Fight Fire with Fire

The album opens with thirty-eight seconds of finger-picked classical guitar in E minor before a single hi-hat tick and an avalanche of E5 power chords detonate everything underneath. The classical intro is Cliff Burton's idea, lifted in spirit from the kind of two-part counterpoint he had been studying at California State University Hayward in 1982 and 1983. The lyrical premise is nuclear war and mutually assured destruction, written by Hetfield in the same paranoid pre-Reykjavik mood that produced Sting's "Russians" and most of the era's best dystopian metal.

Ride the Lightning

The title track is the song that most obviously bears Dave Mustaine's fingerprints. The principal verse riff and one of the bridge sections were written when Mustaine was still in the band; he is credited accordingly, and the chord motion in the verses, with its angular, blues-influenced shape, sounds noticeably different from the Burton-influenced harmonic vocabulary on the rest of the record. The lyric is told from the point of view of a condemned man strapped into the electric chair, taking the album's title phrase from the Stephen King passage that gave the record its name. Hammett's solo is the first place on the album where his blues-rooted, Joe Satriani-tutored phrasing fully announces itself.

For Whom the Bell Tolls

The chiming intro that everyone remembers is, in fact, a chime: producer Flemming Rasmussen and the band hit an anvil in the studio with a hammer and tracked it through reverb. The rumbling melodic figure that comes in over the top, often mistaken for a guitar, is Cliff Burton's bass played through a Morley wah pedal and a Big Muff fuzz, a tone Burton had developed years earlier in his pre-Metallica band Trauma. The main riff itself dates back to 1982, predating Burton's joining Metallica.
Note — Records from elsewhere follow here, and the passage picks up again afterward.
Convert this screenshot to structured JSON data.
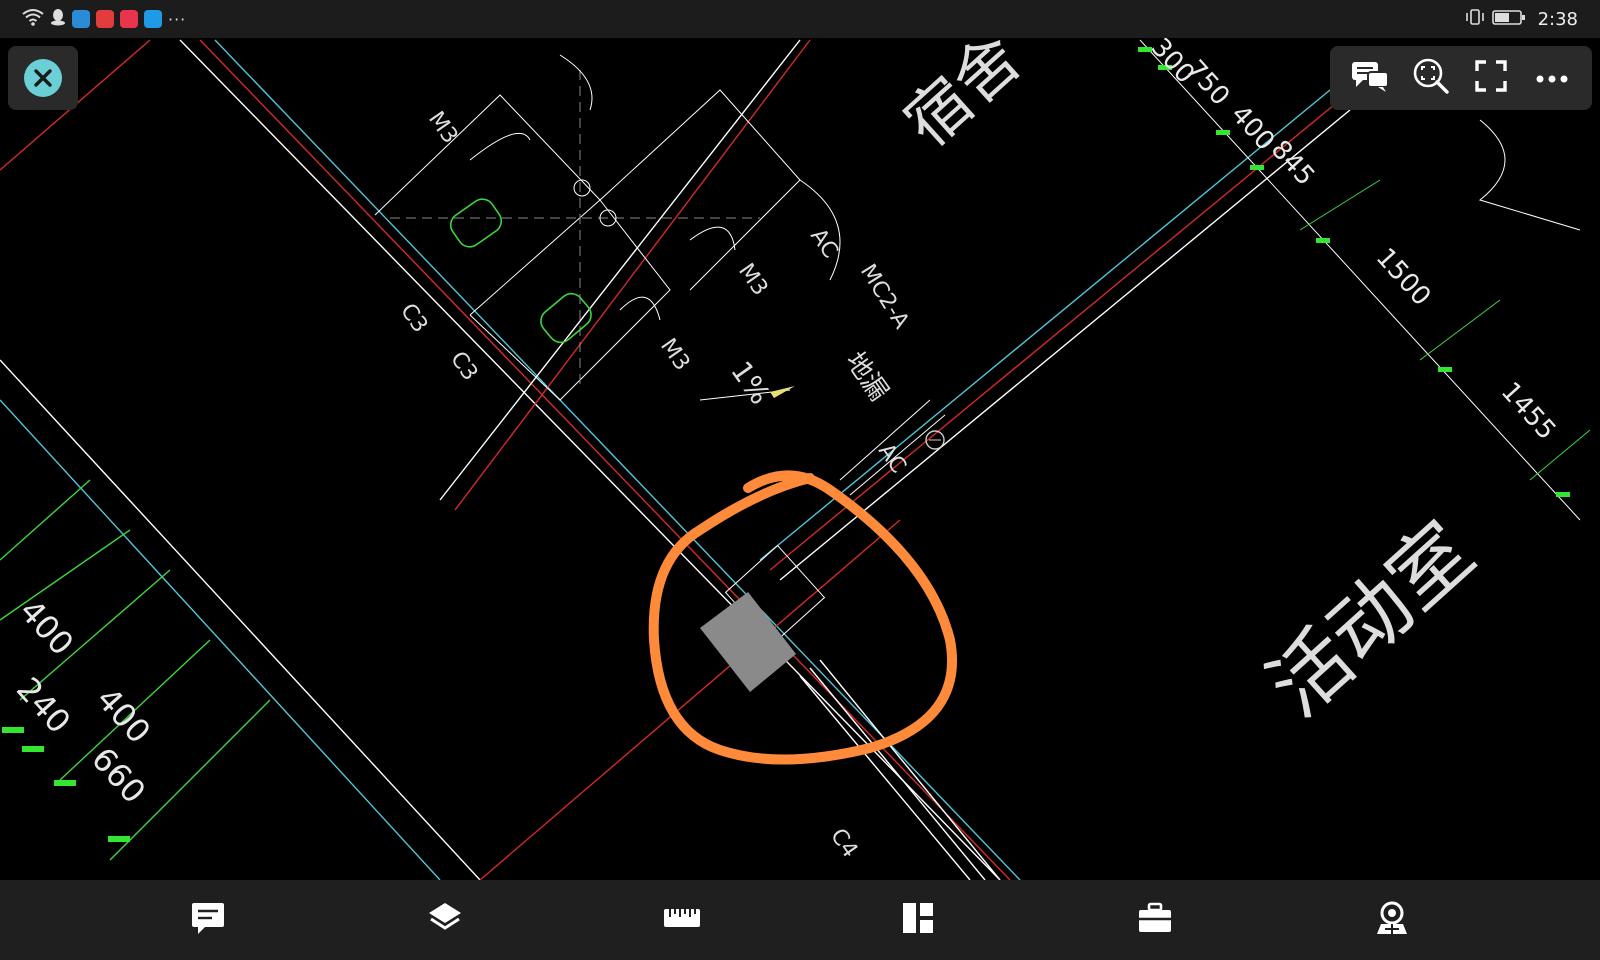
{
  "status_bar": {
    "time": "2:38",
    "more": "···"
  },
  "drawing": {
    "labels": {
      "m3_a": "M3",
      "m3_b": "M3",
      "m3_c": "M3",
      "c3_a": "C3",
      "c3_b": "C3",
      "c4": "C4",
      "ac_a": "AC",
      "ac_b": "AC",
      "mc2a": "MC2-A",
      "slope": "1%",
      "floor_drain": "地漏",
      "room_dorm": "宿舍",
      "room_activity": "活动室"
    },
    "dimensions_right": {
      "d1": "300",
      "d2": "750",
      "d3": "400",
      "d4": "845",
      "d5": "1500",
      "d6": "1455"
    },
    "dimensions_left": {
      "d1": "400",
      "d2": "240",
      "d3": "400",
      "d4": "660"
    }
  },
  "colors": {
    "accent_close": "#6ad0d6",
    "annotation_orange": "#ff8a3a",
    "wall_white": "#ffffff",
    "wall_cyan": "#4fc6d8",
    "wall_red": "#d42a2a",
    "dim_green": "#32e632",
    "fixture_green": "#3ad83a"
  },
  "icons": {
    "close": "close-icon",
    "comments": "comments-icon",
    "zoom_fit": "zoom-fit-icon",
    "fullscreen": "fullscreen-icon",
    "more": "more-icon",
    "annotate": "annotate-icon",
    "layers": "layers-icon",
    "measure": "ruler-icon",
    "layout": "layout-icon",
    "toolbox": "toolbox-icon",
    "viewer3d": "3d-view-icon"
  }
}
The lyric draws on Ernest Hemingway's Spanish Civil War novel of the same name, though Hetfield's verses describe a generic war-dead scene rather than anything specific to the book.

Fade to Black

The first ballad in the Metallica catalogue, and arguably the song that did more to expand the band's commercial possibilities than any other track on the album. The clean-tone intro is an arpeggiated E-minor figure with open strings, of a kind that owes more to Burton's classical interests than to anything Hetfield had previously written. Hetfield has spoken in multiple interviews, including a long 2014 sit-down with Howard Stern, about drafting the lyric in a Boston hotel room in the hours after the equipment theft, when he found himself contemplating what would be left if the band collapsed there and then. The long outro solo is Hammett's first true showcase on a Metallica record. Fans booed the song when it appeared in setlists in late 1984 and early 1985, dismissing it as a sell-out ballad. By the time of the 1986 Master of Puppets tour it was a setlist fixture, and it has remained one ever since.

Trapped Under Ice

The shortest song on the record and the most direct return to Kill 'Em All-style velocity. The principal riff originated as an instrumental called "Impaler", written by Hammett during his Exodus days; he brought it to Metallica when he joined, and it sat in a working pile until being reshaped for the new album with a Hetfield lyric about cryonic preservation gone wrong. It is the song on the record that benefits most obviously from Hammett's playing style as distinct from Mustaine's.

Escape

The band have never hidden their feelings about "Escape". Hetfield in particular has called it the song he most dislikes in the catalogue, dismissing it across multiple interviews as the closest the band ever came to consciously chasing radio play. The song was not played live in any form between its 1984 release and 24 June 2012, when the band finally performed it at the Orion Music + More festival in Atlantic City after fans voted for it in a poll. It is a perfectly competent mid-paced metal song with a chant-along chorus; in any other discography it would be unremarkable. In Metallica's, it is the odd one out.

Creeping Death

The song with the most uncomplicated origin story. Hetfield and Ulrich watched Cecil B. DeMille's 1956 Technicolor epic The Ten Commandments on a hotel television in late 1983, were struck by the sequence depicting the tenth plague of Egypt, and walked out with the title and the premise written. Burton's bassline gives the song its spine and the gang-vocal section in the middle, the punctuated "die, by my hand" chant, became the audience-participation moment that has defined every Metallica live show since 1985. In the UK, the song was issued in December 1984 as a twelve-inch EP that included cover versions of Diamond Head's "Am I Evil?" and Blitzkrieg's "Blitzkrieg", later to become foundational documents of the band's covers culture.

The Call of Ktulu

The closing track is the most musically ambitious thing Metallica had attempted to that point: eight minutes and fifty-three seconds of instrumental music built around a slow, modal main theme, a long Burton-driven middle section and a building outro powered by his lead bass. The title's idiosyncratic spelling, "Ktulu" rather than H. P. Lovecraft's canonical "Cthulhu", is reportedly because Hetfield and Burton thought it looked more sinister on a page. Mustaine is credited as co-writer because elements of the central theme had been demoed before his firing. Years later, in 1999, the band would re-record it with Michael Kamen and the San Francisco Symphony Orchestra as the opening number of the S&M live album, and it would win a Grammy for Best Rock Instrumental Performance, the first time the song's writers were officially recognised by the Recording Academy.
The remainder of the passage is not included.